E così, siamo arrivati a oggi. Abbiamo deciso di incontrarci. Non credo che, in questo caso, la mia "fobia sociale" sarà un limite. Ormai, ci conosciamo bene e non ho motivo di nascondermi. Non con lui.

...

Sono seduto su un vagone del treno, uno di quei nuovi mezzi che raggiungono velocità molto elevate. Il treno mi piace, è sicuro, comodo e porta quasi sempre all'obbiettivo predestinato, seppur con qualche ritardo. Una specie di metafora della vita. Tutti siamo destinati a seguire un certo percorso che termina sempre nello stesso posto, anche se i tempi e i modi per arrivarci sono diversi e variegati. Ma temo di stare divagando. Il motivo per cui sono qui seduto, come ho detto, è che ho una destinazione.

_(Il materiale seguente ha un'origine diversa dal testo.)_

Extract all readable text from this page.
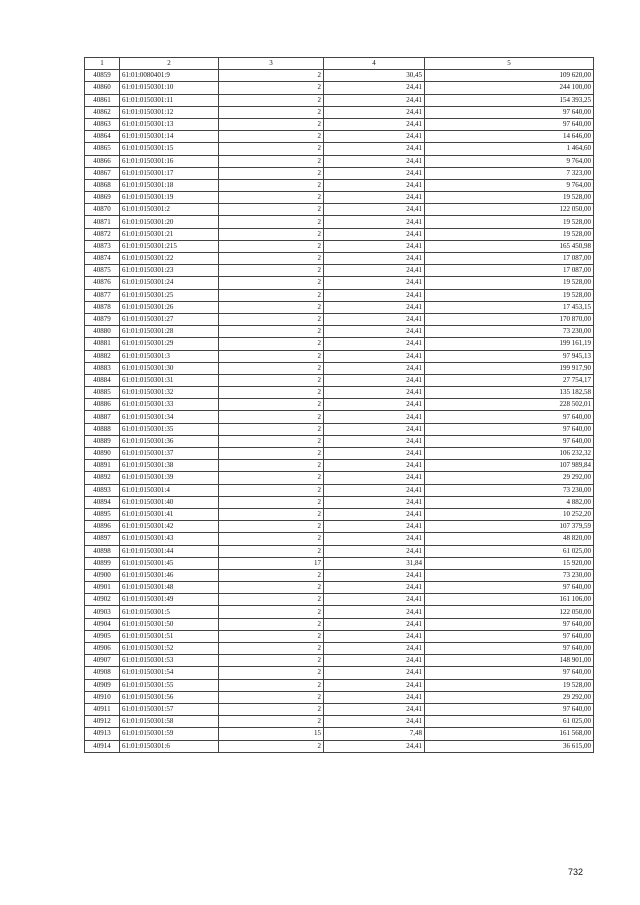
1	2	3	4	5
40859	61:01:0080401:9	2	30,45	109 620,00
40860	61:01:0150301:10	2	24,41	244 100,00
40861	61:01:0150301:11	2	24,41	154 393,25
40862	61:01:0150301:12	2	24,41	97 640,00
40863	61:01:0150301:13	2	24,41	97 640,00
40864	61:01:0150301:14	2	24,41	14 646,00
40865	61:01:0150301:15	2	24,41	1 464,60
40866	61:01:0150301:16	2	24,41	9 764,00
40867	61:01:0150301:17	2	24,41	7 323,00
40868	61:01:0150301:18	2	24,41	9 764,00
40869	61:01:0150301:19	2	24,41	19 528,00
40870	61:01:0150301:2	2	24,41	122 050,00
40871	61:01:0150301:20	2	24,41	19 528,00
40872	61:01:0150301:21	2	24,41	19 528,00
40873	61:01:0150301:215	2	24,41	165 450,98
40874	61:01:0150301:22	2	24,41	17 087,00
40875	61:01:0150301:23	2	24,41	17 087,00
40876	61:01:0150301:24	2	24,41	19 528,00
40877	61:01:0150301:25	2	24,41	19 528,00
40878	61:01:0150301:26	2	24,41	17 453,15
40879	61:01:0150301:27	2	24,41	170 870,00
40880	61:01:0150301:28	2	24,41	73 230,00
40881	61:01:0150301:29	2	24,41	199 161,19
40882	61:01:0150301:3	2	24,41	97 945,13
40883	61:01:0150301:30	2	24,41	199 917,90
40884	61:01:0150301:31	2	24,41	27 754,17
40885	61:01:0150301:32	2	24,41	135 182,58
40886	61:01:0150301:33	2	24,41	228 502,01
40887	61:01:0150301:34	2	24,41	97 640,00
40888	61:01:0150301:35	2	24,41	97 640,00
40889	61:01:0150301:36	2	24,41	97 640,00
40890	61:01:0150301:37	2	24,41	106 232,32
40891	61:01:0150301:38	2	24,41	107 989,84
40892	61:01:0150301:39	2	24,41	29 292,00
40893	61:01:0150301:4	2	24,41	73 230,00
40894	61:01:0150301:40	2	24,41	4 882,00
40895	61:01:0150301:41	2	24,41	10 252,20
40896	61:01:0150301:42	2	24,41	107 379,59
40897	61:01:0150301:43	2	24,41	48 820,00
40898	61:01:0150301:44	2	24,41	61 025,00
40899	61:01:0150301:45	17	31,84	15 920,00
40900	61:01:0150301:46	2	24,41	73 230,00
40901	61:01:0150301:48	2	24,41	97 640,00
40902	61:01:0150301:49	2	24,41	161 106,00
40903	61:01:0150301:5	2	24,41	122 050,00
40904	61:01:0150301:50	2	24,41	97 640,00
40905	61:01:0150301:51	2	24,41	97 640,00
40906	61:01:0150301:52	2	24,41	97 640,00
40907	61:01:0150301:53	2	24,41	148 901,00
40908	61:01:0150301:54	2	24,41	97 640,00
40909	61:01:0150301:55	2	24,41	19 528,00
40910	61:01:0150301:56	2	24,41	29 292,00
40911	61:01:0150301:57	2	24,41	97 640,00
40912	61:01:0150301:58	2	24,41	61 025,00
40913	61:01:0150301:59	15	7,48	161 568,00
40914	61:01:0150301:6	2	24,41	36 615,00
732
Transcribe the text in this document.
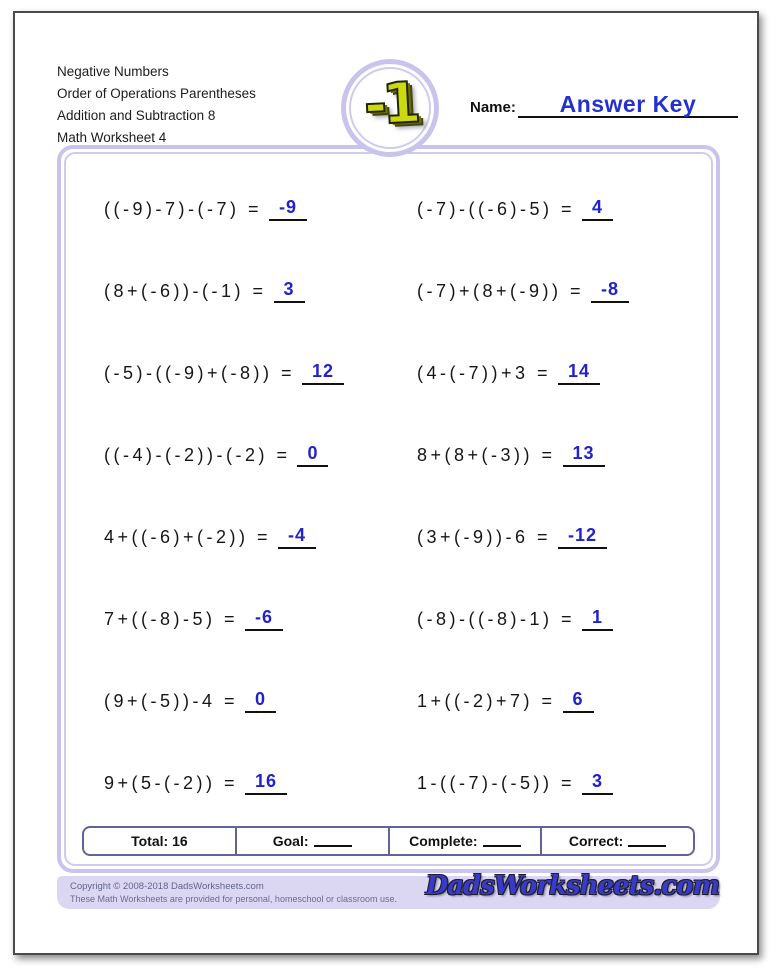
Negative Numbers
Order of Operations Parentheses
Addition and Subtraction 8
Math Worksheet 4	-1	Name:	Answer Key
((-9)-7)-(-7) = -9	(-7)-((-6)-5) = 4
(8+(-6))-(-1) = 3	(-7)+(8+(-9)) = -8
(-5)-((-9)+(-8)) = 12	(4-(-7))+3 = 14
((-4)-(-2))-(-2) = 0	8+(8+(-3)) = 13
4+((-6)+(-2)) = -4	(3+(-9))-6 = -12
7+((-8)-5) = -6	(-8)-((-8)-1) = 1
(9+(-5))-4 = 0	1+((-2)+7) = 6
9+(5-(-2)) = 16	1-((-7)-(-5)) = 3
Total: 16	Goal:	Complete:	Correct:
Copyright © 2008-2018 DadsWorksheets.com
These Math Worksheets are provided for personal, homeschool or classroom use.	DadsWorksheets.com
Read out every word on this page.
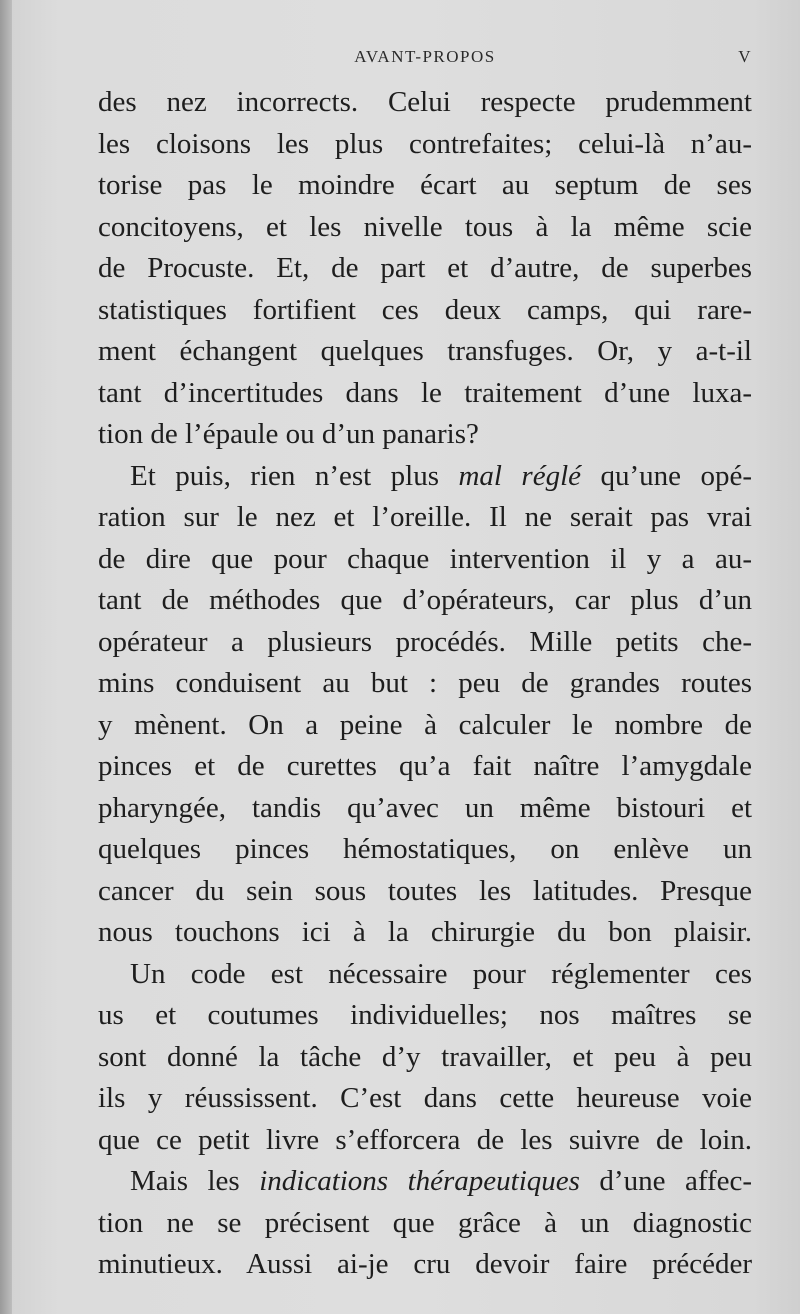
AVANT-PROPOS	V
des nez incorrects. Celui respecte prudemment
les cloisons les plus contrefaites; celui-là n’au-
torise pas le moindre écart au septum de ses
concitoyens, et les nivelle tous à la même scie
de Procuste. Et, de part et d’autre, de superbes
statistiques fortifient ces deux camps, qui rare-
ment échangent quelques transfuges. Or, y a-t-il
tant d’incertitudes dans le traitement d’une luxa-
tion de l’épaule ou d’un panaris?
Et puis, rien n’est plus mal réglé qu’une opé-
ration sur le nez et l’oreille. Il ne serait pas vrai
de dire que pour chaque intervention il y a au-
tant de méthodes que d’opérateurs, car plus d’un
opérateur a plusieurs procédés. Mille petits che-
mins conduisent au but : peu de grandes routes
y mènent. On a peine à calculer le nombre de
pinces et de curettes qu’a fait naître l’amygdale
pharyngée, tandis qu’avec un même bistouri et
quelques pinces hémostatiques, on enlève un
cancer du sein sous toutes les latitudes. Presque
nous touchons ici à la chirurgie du bon plaisir.
Un code est nécessaire pour réglementer ces
us et coutumes individuelles; nos maîtres se
sont donné la tâche d’y travailler, et peu à peu
ils y réussissent. C’est dans cette heureuse voie
que ce petit livre s’efforcera de les suivre de loin.
Mais les indications thérapeutiques d’une affec-
tion ne se précisent que grâce à un diagnostic
minutieux. Aussi ai-je cru devoir faire précéder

E più precisamente si tratta di un paesino nella dolce campagna primaverile, dove avrei incontrato Jessica. Non avrei mai pensato che una ragazza del genere mi avrebbe contattato, né che avrebbe instaurato un legame di amicizia così profondo con me, considerando tutte le mie, chiamiamole "stranezze": gli attacchi d'ansia che mi colpivano spesso anche in chat, le crisi depressive e questo mio carattere curiosamente manipolatore e reticente allo stesso tempo. Ma ho trovato in lei la controparte perfetta. Nonostante le disavventure e le disgrazie che aveva patito era ancora forte, e anche nei momenti più tragici con lei, al telefono o sul computer, notavo chiaramente che non aveva bisogno di uno scoglio, una base solida su cui ricostruire tutta sé stessa (cosa che non sarei mai stato capace di essere), ma una specie di fratello che l'avrebbe guidata e sostenuta in ogni momento, e a cui rivolgere le stesse attenzioni nei momenti di bisogno.